Last modified: September 6, 2017
MapReduce and Spark are both used to perform large scale data processing on Hadoop. While MapReduce is native to Hadoop and the traditional option for batch processing, Spark is the "new kid on the block" and offers a significant performance boost for real time data processing. In this article, we'll discuss the advantages of Spark over MapReduce, what makes Spark faster than MapReduce, and Spark vs MapReduce performance. We'll also address reasons for using MapReduce over Spark and vice versa.
MapReduce has always been a fundamental piece to the Hadoop puzzle. It's responsible for processing large data sets in parallel and works directly with HDFS. For more on the concepts surrounding Hadoop MapReduce, see MapReduce Quick Explanation.
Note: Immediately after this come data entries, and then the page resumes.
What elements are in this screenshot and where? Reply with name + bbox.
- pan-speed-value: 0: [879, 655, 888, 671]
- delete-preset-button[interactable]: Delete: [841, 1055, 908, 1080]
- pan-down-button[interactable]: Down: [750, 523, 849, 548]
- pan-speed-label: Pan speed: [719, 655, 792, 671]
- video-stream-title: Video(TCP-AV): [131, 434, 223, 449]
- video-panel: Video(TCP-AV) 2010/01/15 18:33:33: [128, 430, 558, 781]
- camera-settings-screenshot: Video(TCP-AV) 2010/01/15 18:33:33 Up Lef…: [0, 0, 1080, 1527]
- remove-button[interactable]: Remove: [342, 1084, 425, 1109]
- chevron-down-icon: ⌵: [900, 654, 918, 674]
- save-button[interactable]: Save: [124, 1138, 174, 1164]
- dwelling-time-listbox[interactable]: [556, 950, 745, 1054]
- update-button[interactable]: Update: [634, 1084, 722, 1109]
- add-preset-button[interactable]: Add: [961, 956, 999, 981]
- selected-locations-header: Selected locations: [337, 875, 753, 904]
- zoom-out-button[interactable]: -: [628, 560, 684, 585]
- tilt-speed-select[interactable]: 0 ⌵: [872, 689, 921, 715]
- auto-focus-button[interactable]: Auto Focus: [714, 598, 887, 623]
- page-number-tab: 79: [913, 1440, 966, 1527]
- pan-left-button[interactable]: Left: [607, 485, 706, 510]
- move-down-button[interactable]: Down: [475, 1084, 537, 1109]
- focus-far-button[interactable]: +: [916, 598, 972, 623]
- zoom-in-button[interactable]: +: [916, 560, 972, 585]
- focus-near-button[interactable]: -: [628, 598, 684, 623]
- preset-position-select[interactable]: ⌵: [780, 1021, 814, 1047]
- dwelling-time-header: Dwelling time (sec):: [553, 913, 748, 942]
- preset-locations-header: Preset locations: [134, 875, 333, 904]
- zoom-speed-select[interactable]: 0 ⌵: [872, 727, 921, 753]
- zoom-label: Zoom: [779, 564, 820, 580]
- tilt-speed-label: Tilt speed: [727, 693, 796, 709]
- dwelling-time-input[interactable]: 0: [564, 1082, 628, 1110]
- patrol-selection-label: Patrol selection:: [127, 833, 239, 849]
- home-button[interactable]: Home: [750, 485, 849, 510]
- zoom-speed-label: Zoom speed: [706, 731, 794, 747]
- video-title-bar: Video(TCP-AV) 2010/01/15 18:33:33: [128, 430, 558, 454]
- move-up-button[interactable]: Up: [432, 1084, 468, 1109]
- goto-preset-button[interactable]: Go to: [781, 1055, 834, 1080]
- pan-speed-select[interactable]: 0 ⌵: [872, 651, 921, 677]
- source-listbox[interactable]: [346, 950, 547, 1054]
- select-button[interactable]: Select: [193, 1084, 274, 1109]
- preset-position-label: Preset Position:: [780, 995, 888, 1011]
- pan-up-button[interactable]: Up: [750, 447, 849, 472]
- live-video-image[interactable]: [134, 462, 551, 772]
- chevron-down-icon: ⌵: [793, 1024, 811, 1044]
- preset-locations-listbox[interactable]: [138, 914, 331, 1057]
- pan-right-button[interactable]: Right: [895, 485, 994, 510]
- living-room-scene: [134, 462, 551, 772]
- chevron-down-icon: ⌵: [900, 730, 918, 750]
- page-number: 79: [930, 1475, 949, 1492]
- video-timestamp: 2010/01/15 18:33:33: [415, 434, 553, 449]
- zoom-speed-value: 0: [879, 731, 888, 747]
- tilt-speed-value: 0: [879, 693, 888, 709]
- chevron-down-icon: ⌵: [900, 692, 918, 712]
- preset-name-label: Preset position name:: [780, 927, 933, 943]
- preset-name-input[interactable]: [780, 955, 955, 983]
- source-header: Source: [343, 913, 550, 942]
Apache Spark is a general purpose compute engine initially released in 2014. It allows for both batch and real-time streaming jobs on a distributed cluster and is significantly faster than Hadoop MapReduce.
Unlike MapReduce, Spark performs all processing in memory. While MapReduce persists back to disk after map/reduce functions, Spark doesn't rely on the same costly I/O operations to process data.
Additionally, Spark can perform both batch and real time processing. This makes Spark a potential "one stop shop" for all your data processing needs. While MapReduce can be used for real time processing, its significantly slower than Spark.
MapReduce is notorious for being difficult to code. Spark, on the other hand, provides easy to understand API's for popular languages like Java and Python. It includes Spark SQL, making conventional SQL queries possible with Spark.
MapReduce requires a lot of reading/writing to the hard drive to process data. Since Spark can process data in-memory, it drastically reduces the latency experienced with these operations.
There are also fewer stages involved with Spark processing. Spark doesn't rely on separate stages (map, reduce) which makes repeated access to the same data much faster than MapReduce.
Spark uses Resilient Distributed Data Sets (RDD) to persist intermediate results in memory. RDDs are representations of data in object format that easily allow for both manipulation and fast recovery. For more on RDD, see Apache Spark: What is RDD?.
There are many benchmarks and case studies out there that compare the speed of MapReduce to Spark. In a nutshell, Spark is hands down much faster than MapReduce. In fact, it's estimated that Spark operates up to 100x faster than Hadoop MapReduce.
Despite the clear performance advantage of using Spark over MapReduce, there are still reasons to use MapReduce over Spark.
Remember that Spark runs entirely in memory. This means Spark is only as effective as the amount of memory it has to work with in the cluster.
Memory isn't cheap. Since hard disk space is much cheaper, it may be more cost effective to use MapReduce in certain situations. While Spark can do "more with less", you need to evaluate the cost of adding memory to your system versus using hard disk space for processing.
Spark plays well with Hadoop. In fact, you can read/write directly from HDFS with Spark. Despite this relationship, Spark processes don't necessarily stop running once a job completes. With MapReduce, processes are always killed as soon as the job is finished. This allows MapReduce to run more effectively with other services in the cluster without jeopardizing overall performance.
Spark's superior performance makes it one of the most popular options for distributed data processing today. This is not to say that traditional MapReduce is dead, especially when considering the limitations memory introduces to your cluster. While Spark is best for data iterations, MapReduce is still a good option for batch processing and data integration.